E’ bello per noi stare qui in disparte
E’ bello per noi stare a guardarti
E’ bello per noi quando tutto è già pronto preparato perfetto
E’ bello per noi quando c’è solo da guardare ascoltare gustare
E’ bello per noi quando con tre tende ci sembra di chiudere fuori tutto tutti
E’ bello per noi ma c’è una voce dal cielo che buca le tende le orecchie
E’ bello per noi ma il distacco la discesa a valle fa parte della salita al monte la completa
E’ bello per noi può esserlo per altri
v. 1 καί μεθ᾽ ἡμέρας ἓξ παραλαμβάνει ὁ ἰησοῦς τόν πέτρον καί ἰάκωβον καί ἰωάννην τόν ἀδελφόν αὐτοῦ, καί ἀναφέρει αὐτούς εἰς ὄρος ὑψηλόν κατ᾽ ἰδίαν (kath’ idìan) Et post dies sex assumit Jesus Petrum, et Jacobum, et Joannem fratrem ejus, et ducit illos in montem excelsum seorsum Sei giorni dopo, Gesù prese con sé Pietro, Giacomo e Giovanni suo fratello e li condusse su un alto monte, in disparte
κατ᾽ ἰδίαν (kath’ idían) in disparte, in luogo isolato, separato:
Matteo 14,13 Ἀκούσας δέ ὁ Ἰησοῦς ἀνεχώρησεν ἐκεῖθεν ἐν πλοίῳ εἰς ἔρημον τόπον κατ’ ἰδίαν (kath’ idían)· καί ἀκούσαντες οἱ ὄχλοι ἠκολούθησαν αὐτῷ πεζῇ ἀπό τῶν πόλεων Udito ciò, Gesù partì di là su una barca e si ritirò in disparte in un luogo deserto.
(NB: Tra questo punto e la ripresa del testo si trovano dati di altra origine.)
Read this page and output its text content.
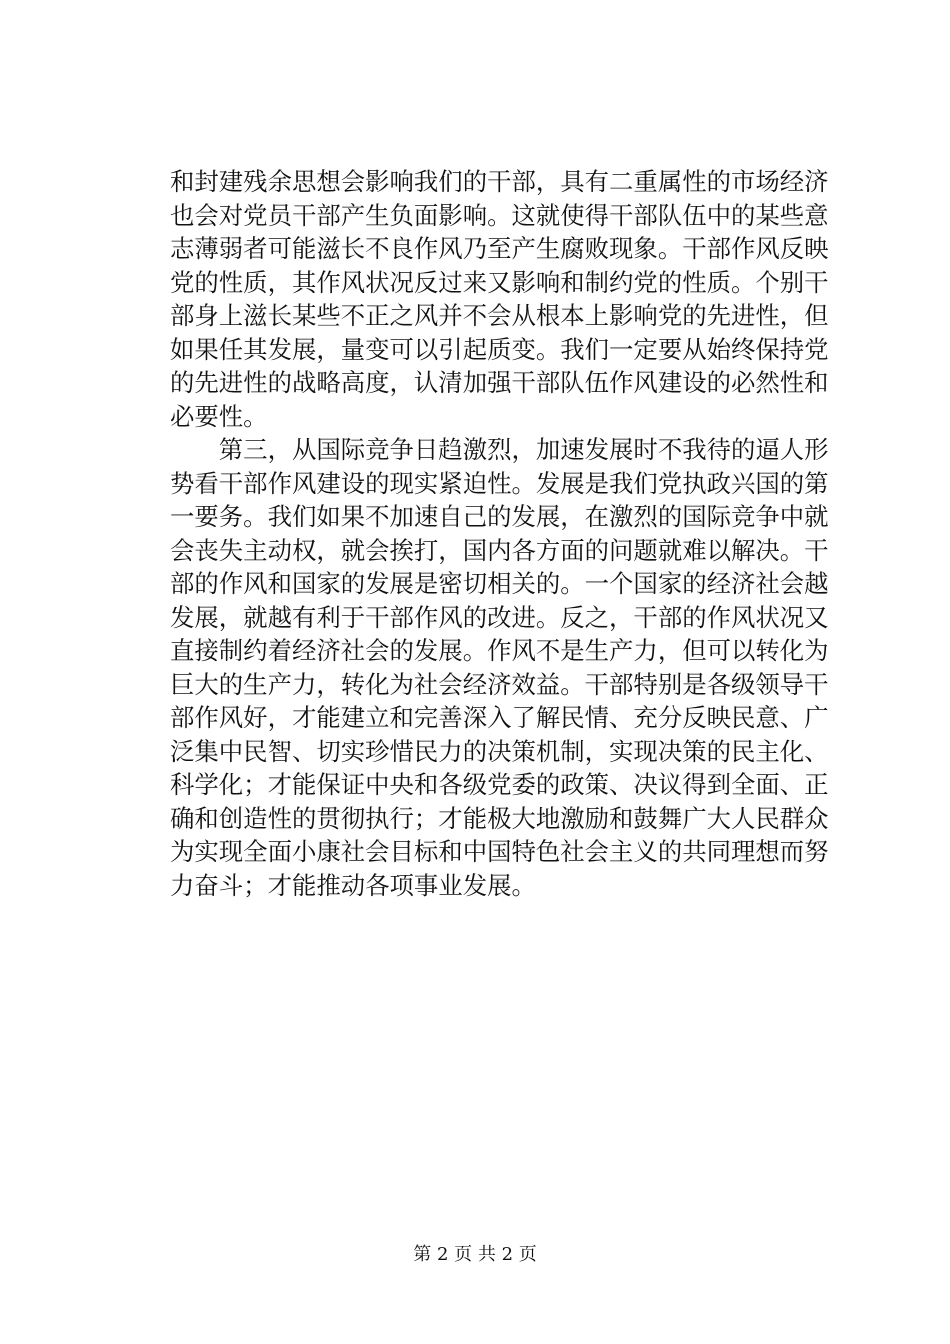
和封建残余思想会影响我们的干部，具有二重属性的市场经济
也会对党员干部产生负面影响。这就使得干部队伍中的某些意
志薄弱者可能滋长不良作风乃至产生腐败现象。干部作风反映
党的性质，其作风状况反过来又影响和制约党的性质。个别干
部身上滋长某些不正之风并不会从根本上影响党的先进性，但
如果任其发展，量变可以引起质变。我们一定要从始终保持党
的先进性的战略高度，认清加强干部队伍作风建设的必然性和
必要性。
　　第三，从国际竞争日趋激烈，加速发展时不我待的逼人形
势看干部作风建设的现实紧迫性。发展是我们党执政兴国的第
一要务。我们如果不加速自己的发展，在激烈的国际竞争中就
会丧失主动权，就会挨打，国内各方面的问题就难以解决。干
部的作风和国家的发展是密切相关的。一个国家的经济社会越
发展，就越有利于干部作风的改进。反之，干部的作风状况又
直接制约着经济社会的发展。作风不是生产力，但可以转化为
巨大的生产力，转化为社会经济效益。干部特别是各级领导干
部作风好，才能建立和完善深入了解民情、充分反映民意、广
泛集中民智、切实珍惜民力的决策机制，实现决策的民主化、
科学化；才能保证中央和各级党委的政策、决议得到全面、正
确和创造性的贯彻执行；才能极大地激励和鼓舞广大人民群众
为实现全面小康社会目标和中国特色社会主义的共同理想而努
力奋斗；才能推动各项事业发展。
第 2 页 共 2 页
Ma la folla, saputolo, lo seguì a piedi dalle città
Matteo 14,23 καί ἀπολύσας τούς ὄχλους ἀνέβη εἰς τό ὄρος κατ’ ἰδίαν (kath’ idían) προσεύξασθαι. ὀψίας δέ γενομένης μόνος ἦν ἐκεῖ Dopo aver congedato la folla, si ritirò in disparte sul monte a pregare. E, venuta la sera, se ne stava lassù tutto solo
Matteo 24,3 Καθημένου δέ αὐτοῦ ἐπί τοῦ Ὄρους τῶν Ἐλαιῶν προσῆλθον αὐτῷ οἱ μαθηταί κατ’ ἰδίαν (kath’ idían) λέγοντες· Εἰπόν ἡμῖν πότε ταῦτα ἔσται, καί τί τό σημεῖον τῆς σῆς παρουσίας καί συντελείας τοῦ αἰῶνος Mentre egli era seduto sul monte degli Ulivi, i discepoli gli si avvicinarono in disparte, dicendo: Dicci, quando avverranno queste cose e quale sarà il segno della tua venuta e della fine dell’età presente?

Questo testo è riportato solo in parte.